The woman's body was found in the bathtub at the couple's home days after the surgery, which her husband had insisted she get.

MacNeill used his wife's recovery period to "obtain the necessary drugs and set in motion the circumstances to … cause Michele's death," court documents allege.

Prosecutors say MacNeill killed his wife because she had confronted him about his affair with a woman named Gypsy Willis. The doctor hired Willis to be a live-in nanny two weeks after his wife's death. The MacNeills had eight children.

Willis testified on Wednesday that she met MacNeill online in 2005, and that their sexual relationship began a year later.

In 2009, both MacNeill and Willis were convicted of fraud. They had stolen the identity of one of Dr. MacNeill's three daughters in order to make it appear that Willis and Dr. MacNeill were married, according to the Daily Herald.

Prosecutors say people close to MacNeill portray him as someone who frequently spoke about killing.

Anna Osborne, another woman with whom he reportedly had an affair, said the doctor told her he had tried to kill his mother, discussed murdering his brother in a bathtub, and had offered to kill Osborne's husband in order to free her from an abusive relationship, according to an affidavit.

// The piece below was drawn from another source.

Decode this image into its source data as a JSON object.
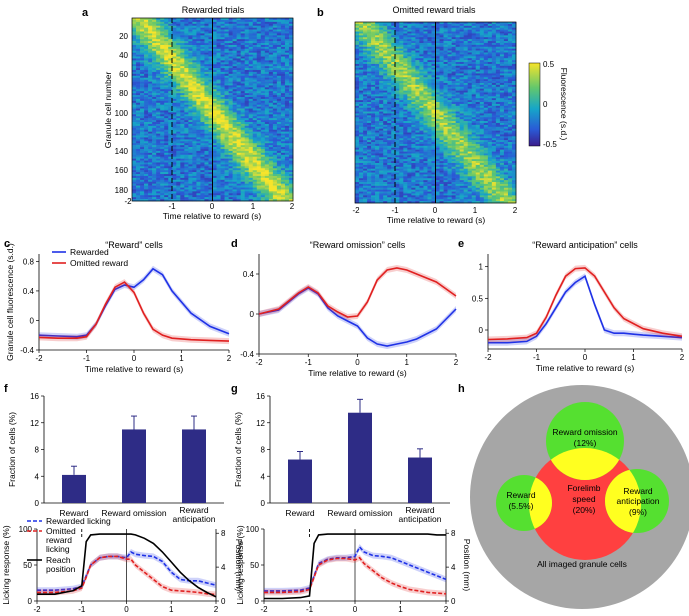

Osborne also reported that MacNeill had discussed the various ways one could kill someone and get away with it, prosecutors say.

One of MacNeill's daughters, whose name has not been released, told the Associated Press that he had once threatened to kill her in order to end her drug addiction.

Defense attorney Susanne Gustin says her client's past does not make him a killer.

"He's done some bad things in life," she told the court, "but does that mean he's a murderer? No."

Alexis Somers, one of the doctor's daughters, disagrees. "I knew from the day my mom died that my father killed her," she told the Deseret News.

After her mother died, Somers won custody of her three youngest siblings when MacNeill planned to give them away.